Again I appreciate all the time you guys/gals have put in trying to help me.
Try a System Restore point before they screwed up but after you put them on your PC.Go back 3-4 days ago, the pictures were fine, then bam, turned green and gone.
That may put things right.
Just in case.
System Restore
When this window opens check the box "Show other restore points." This will give you more options to choose from. If one restore point doesn't work try one next to it in time but between the good picture point and the mess up.
If they restore make a copy of all pictures in new folder. Copy/ paste. Then burn new folder pictures to CD/DVD or Flash drive for a back-up.
I sent a message to a Mac friend of mine, asking for something like Recuva, but for OSX, just as an option.
Thanks, I appreciate that :)
And on to the next wall... As you are aware I am the only "user" on here, and have full administrator rights.

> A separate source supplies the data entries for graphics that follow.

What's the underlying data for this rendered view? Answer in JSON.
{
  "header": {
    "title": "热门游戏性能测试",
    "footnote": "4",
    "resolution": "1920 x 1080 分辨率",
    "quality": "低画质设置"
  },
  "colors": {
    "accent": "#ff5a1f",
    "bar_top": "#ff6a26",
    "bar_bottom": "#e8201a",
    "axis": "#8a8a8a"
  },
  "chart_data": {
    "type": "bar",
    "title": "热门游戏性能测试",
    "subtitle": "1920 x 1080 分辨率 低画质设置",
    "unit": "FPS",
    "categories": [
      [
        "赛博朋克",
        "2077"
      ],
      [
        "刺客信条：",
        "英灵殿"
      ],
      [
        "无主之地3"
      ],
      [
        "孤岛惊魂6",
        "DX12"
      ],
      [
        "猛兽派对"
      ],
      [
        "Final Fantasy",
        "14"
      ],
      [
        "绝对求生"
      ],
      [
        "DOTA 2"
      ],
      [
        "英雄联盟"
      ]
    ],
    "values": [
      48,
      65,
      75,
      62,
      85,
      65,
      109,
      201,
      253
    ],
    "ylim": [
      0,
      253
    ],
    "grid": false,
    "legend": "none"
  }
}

Thought I would try "restoration" on here but am faced with yet another box telling me i need admin rights. Which I clearly have
Start> All Programs> Accesories> System Tools> Right click System Restore> Left click run as Administrator.
There may be a shorter way but this will work.
Mike
Have you made a lot of System settings changes which might have borked your User Accounts or OS?
If so you might try System Restoring to your earliest Restore point, or to a System Image you hopefully made after install.
If you keep getting these annoying Admin prompts and suspect it is from a series of random settings changes which can't be reversed, I would consider clean reinstalling. We can help you get a perfect reinstall.
You will require to login with your user name/password.
The way default is set up, the files are not encrypted and anybody putting in a simple Linux Live CD can access your files, even if you have put a login user name/p'word or any admin can take ownership and access.
Once you encrypt the files in Windows, even if you get local access (say somebody steals your laptop), nobody can access / copy your encrypted files without you logging in. It is only once you log in and select copy that windows will ask you to break the encryption on the files being copied. And this is only on the target media, your original files remain encrypted. Unless of course you choose 'cut'.
Coming back to the OP's issue, if everything was ok 3-4 days back, then apparently seems to be a case of data corruption as I do not think files would simply get encrypted on their own and that also all reduced to 8kb size. Probably running a chkdsk in this case would help and in no way cause any harm.
That isn't really encryption, then. Encryption involves a key...and without said key, there's no way to unencrypt. It has nothing to do with login of the system. Anyone can take a laptop/desktop and reset a password to allow them to login, gaining access to files. That wouldn't be possible if those files were encrypted.